Saturday, September 10, 2011

A union strike gone wrong

Odd isn't it. That the day after union boss Jimmy Hoffa Jr. declared that it was time to take "the son of a bithces out," that longshoremen showed up in Washington state and did something curiously similar.
After a union wildcat strike turned violent on Thursday, triggering a walkout at five ports in Washington state, longshoremen went back to work on Friday. But in an unusual twist, the National Labor Relations Board succeeded in getting a federal judge to issue a preliminary injunction Thursday against further union activity at the Port of Longview after the union ignored the temporary restraining order that he issued a week earlier.

The agency will hold a hearing next month to determine whether further restrictions are warranted. NLRB spokeswoman Nancy Cleeland said it was not common for the agency to take action against unions. "In those cases where we do to court, the majority of petitions are against employers, but that simply reflects our cases," she told FoxNews.com.

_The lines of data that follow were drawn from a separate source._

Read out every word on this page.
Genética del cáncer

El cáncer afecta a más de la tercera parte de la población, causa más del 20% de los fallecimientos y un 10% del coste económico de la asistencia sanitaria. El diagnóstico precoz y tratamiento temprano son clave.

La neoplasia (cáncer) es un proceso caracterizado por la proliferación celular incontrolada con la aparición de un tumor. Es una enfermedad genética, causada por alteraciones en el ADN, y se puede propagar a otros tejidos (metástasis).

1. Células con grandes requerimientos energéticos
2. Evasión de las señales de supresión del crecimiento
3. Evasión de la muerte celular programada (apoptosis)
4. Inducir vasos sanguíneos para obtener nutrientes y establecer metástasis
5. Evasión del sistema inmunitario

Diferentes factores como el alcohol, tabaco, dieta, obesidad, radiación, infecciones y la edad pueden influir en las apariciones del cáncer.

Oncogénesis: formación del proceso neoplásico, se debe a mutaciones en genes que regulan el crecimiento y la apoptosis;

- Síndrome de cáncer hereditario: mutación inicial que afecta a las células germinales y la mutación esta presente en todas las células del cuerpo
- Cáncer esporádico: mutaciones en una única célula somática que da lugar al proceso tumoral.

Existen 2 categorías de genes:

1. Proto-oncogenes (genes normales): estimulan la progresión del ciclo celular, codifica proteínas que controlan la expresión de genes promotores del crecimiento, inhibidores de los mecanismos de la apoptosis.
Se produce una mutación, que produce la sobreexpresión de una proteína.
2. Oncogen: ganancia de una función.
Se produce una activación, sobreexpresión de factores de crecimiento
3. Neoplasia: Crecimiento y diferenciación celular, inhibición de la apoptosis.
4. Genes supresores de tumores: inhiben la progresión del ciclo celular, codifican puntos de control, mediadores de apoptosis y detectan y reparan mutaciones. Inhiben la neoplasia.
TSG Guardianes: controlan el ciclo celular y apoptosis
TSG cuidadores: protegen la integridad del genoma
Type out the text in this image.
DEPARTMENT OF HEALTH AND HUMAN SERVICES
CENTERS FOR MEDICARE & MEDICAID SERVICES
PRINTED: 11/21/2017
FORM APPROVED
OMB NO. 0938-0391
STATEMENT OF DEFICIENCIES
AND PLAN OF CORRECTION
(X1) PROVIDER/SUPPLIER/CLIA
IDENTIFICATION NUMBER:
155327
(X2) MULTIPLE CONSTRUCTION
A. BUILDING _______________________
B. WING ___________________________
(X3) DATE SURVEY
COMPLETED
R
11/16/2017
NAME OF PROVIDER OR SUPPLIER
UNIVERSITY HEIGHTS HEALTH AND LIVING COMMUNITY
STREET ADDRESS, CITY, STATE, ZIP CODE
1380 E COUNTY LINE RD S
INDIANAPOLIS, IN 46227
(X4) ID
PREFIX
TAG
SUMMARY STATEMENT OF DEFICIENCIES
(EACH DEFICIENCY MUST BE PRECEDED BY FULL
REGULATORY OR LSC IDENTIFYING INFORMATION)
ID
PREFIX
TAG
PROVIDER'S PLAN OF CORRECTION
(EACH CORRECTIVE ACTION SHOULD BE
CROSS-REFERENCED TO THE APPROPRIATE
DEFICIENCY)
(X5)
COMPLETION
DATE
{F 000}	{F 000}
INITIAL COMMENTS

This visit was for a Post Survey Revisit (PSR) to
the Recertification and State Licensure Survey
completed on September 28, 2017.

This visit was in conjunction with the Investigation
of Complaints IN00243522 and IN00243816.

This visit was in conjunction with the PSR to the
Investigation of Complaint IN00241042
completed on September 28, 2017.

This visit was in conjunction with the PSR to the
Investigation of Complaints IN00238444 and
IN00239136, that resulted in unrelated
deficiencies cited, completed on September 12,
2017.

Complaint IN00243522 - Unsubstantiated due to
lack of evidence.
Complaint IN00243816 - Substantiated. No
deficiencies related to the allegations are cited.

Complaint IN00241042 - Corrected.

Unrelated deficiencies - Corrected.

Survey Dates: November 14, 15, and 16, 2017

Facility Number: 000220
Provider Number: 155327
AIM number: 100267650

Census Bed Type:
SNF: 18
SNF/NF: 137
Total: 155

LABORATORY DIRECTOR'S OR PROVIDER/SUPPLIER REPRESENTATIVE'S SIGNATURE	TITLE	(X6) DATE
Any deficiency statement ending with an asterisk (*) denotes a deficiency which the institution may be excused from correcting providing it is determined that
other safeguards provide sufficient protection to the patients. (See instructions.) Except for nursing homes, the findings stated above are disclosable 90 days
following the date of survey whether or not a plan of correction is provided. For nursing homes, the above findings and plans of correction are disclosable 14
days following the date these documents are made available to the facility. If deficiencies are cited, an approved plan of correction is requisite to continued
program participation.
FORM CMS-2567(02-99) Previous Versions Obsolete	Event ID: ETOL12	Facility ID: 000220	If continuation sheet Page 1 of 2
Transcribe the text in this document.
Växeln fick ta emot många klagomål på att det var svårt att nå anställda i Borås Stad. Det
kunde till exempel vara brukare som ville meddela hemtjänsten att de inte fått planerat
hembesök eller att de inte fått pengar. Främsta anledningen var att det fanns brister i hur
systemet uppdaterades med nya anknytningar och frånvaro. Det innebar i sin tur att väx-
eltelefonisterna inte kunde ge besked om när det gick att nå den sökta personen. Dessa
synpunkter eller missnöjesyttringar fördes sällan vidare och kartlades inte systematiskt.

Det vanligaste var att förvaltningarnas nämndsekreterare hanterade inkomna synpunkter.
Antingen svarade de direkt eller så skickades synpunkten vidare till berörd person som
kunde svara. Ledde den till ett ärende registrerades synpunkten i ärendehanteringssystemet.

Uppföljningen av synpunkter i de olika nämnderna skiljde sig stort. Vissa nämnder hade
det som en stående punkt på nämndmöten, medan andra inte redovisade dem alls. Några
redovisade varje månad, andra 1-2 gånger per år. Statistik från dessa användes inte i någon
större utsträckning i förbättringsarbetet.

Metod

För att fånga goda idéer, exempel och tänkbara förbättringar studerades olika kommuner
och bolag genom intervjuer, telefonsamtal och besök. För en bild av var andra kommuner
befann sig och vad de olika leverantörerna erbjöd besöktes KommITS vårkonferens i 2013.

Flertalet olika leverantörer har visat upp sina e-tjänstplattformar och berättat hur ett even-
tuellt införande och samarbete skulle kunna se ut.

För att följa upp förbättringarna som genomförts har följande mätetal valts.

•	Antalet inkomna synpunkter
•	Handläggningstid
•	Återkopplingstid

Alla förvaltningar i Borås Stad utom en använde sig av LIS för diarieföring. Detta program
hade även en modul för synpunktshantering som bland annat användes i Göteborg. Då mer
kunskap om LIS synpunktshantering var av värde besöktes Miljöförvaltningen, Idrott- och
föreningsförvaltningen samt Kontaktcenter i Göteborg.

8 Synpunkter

"The majority of charges filed with the NLRB are against employers." On Thursday, hundreds of International Longshore and Warehouse Union members (ILWU) stormed a new grain terminal at the Port of Longview that they are battling for the right to work at. They overwhelmed guards, smashed windows in the guard shack and dumped grain. Six guards were trapped for a couple of hours, Longview Police Chief Jim Duscha said.

He initially referred to the guards as "hostages," but later retracted that after the guards clarified no one had threatened them. "The guards absolutely could not get out," Duscha said. "They feared for their lives because of the size of the crowd and the hostility of the crowd."
Calling it a wildcat strike and the National Labor Relations Board interest aside, the reality is what it is. A bunch of union thugs showed up and destroyed property and literally held people hostage and not a damn thing was done about it bt law enforcement and nothing apparently will be done. Welcome to the real world of union thuggery and those who preach it.